I Can See Our House From Here

Alien Transistor • 2024

Every idiot is obsessed with their roots, placing themselves in the grand scheme of things, defining and differentiating themselves: this is me, that’s not me! Origins! It’s been a hot topic in recent years. How refreshing it is when someone returns to that brutal yet magical place of childhood/adolescence without turning it into a treatise on their own identity. Sun sits down on a hill and says: »I Can See Our House From Here«. It’s an exclamation of childlike naivety and enthusiasm—both of which the sound translates directly into a melancholy that only adults can possess, having painfully internalised the passage of time and its consequences. With banjo and trumpet, the opening notes convey a sense of the moment of perception. It’s something as fragile as a porcelain vase, yet carries the weight of the world. Other well-known instrumental dreamers have expressed this before. Four Tet in 2003 with »Rounds«, Gold Panda seven years later with »Lucky Shiner«. These are two albums that make the evening sun fall through the rye with their loving miniature sounds.

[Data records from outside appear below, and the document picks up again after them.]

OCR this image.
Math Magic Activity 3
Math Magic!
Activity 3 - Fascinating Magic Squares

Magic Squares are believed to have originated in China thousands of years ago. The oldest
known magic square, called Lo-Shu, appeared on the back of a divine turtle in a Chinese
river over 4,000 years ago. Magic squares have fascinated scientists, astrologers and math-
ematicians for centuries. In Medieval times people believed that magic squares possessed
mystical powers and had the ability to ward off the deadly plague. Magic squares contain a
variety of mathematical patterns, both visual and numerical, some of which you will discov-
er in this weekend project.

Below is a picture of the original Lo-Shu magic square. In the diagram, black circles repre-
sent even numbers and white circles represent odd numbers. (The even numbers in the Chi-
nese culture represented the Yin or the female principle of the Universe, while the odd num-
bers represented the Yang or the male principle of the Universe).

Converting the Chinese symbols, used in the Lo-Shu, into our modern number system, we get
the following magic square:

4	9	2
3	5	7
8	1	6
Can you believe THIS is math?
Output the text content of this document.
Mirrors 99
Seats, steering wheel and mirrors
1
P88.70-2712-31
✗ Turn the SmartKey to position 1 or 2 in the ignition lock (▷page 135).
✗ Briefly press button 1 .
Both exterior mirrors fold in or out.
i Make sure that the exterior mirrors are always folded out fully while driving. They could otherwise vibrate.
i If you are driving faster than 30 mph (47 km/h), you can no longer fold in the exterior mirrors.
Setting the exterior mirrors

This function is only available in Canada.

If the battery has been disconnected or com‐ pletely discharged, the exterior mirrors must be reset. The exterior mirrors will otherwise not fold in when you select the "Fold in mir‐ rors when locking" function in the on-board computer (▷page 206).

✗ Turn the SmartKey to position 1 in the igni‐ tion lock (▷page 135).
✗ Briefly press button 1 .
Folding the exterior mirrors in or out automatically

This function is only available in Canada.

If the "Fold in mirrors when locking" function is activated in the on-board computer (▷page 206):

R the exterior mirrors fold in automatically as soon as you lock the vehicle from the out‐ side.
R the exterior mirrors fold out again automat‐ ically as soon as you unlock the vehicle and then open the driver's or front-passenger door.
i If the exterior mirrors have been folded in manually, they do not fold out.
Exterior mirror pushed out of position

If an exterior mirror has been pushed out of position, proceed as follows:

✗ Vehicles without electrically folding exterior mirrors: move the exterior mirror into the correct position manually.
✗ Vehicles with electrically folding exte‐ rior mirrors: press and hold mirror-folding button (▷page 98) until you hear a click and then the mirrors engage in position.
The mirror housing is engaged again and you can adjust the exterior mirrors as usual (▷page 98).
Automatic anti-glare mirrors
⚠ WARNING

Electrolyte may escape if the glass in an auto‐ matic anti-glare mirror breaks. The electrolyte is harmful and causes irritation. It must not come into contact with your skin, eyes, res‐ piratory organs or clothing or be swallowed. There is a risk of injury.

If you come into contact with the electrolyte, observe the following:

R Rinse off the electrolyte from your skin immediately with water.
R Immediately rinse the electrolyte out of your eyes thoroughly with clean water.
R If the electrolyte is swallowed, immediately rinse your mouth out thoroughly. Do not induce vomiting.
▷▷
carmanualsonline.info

»I Can See Our House From Here« picks up where these albums left off. Andreas Haberl (see Alien Ensemble, Notwist) aka SUN has also created pieces for his solo debut that are characterised by the glockenspiel: it’s about the fullness of smallness. The hill in front of your childhood home. Wandering through its rooms. Nothing big, but so much happening inside. SUN expresses this by constantly changing and blending tempos, creating arcs of tension; drums come and go, synth pads overlay the organic sounds, samples enrich the everyday with just enough of the otherworldly to allow the inner world to merge with the depiction of space. It’s sensitive, sincere, devoted and three or four tracks too long.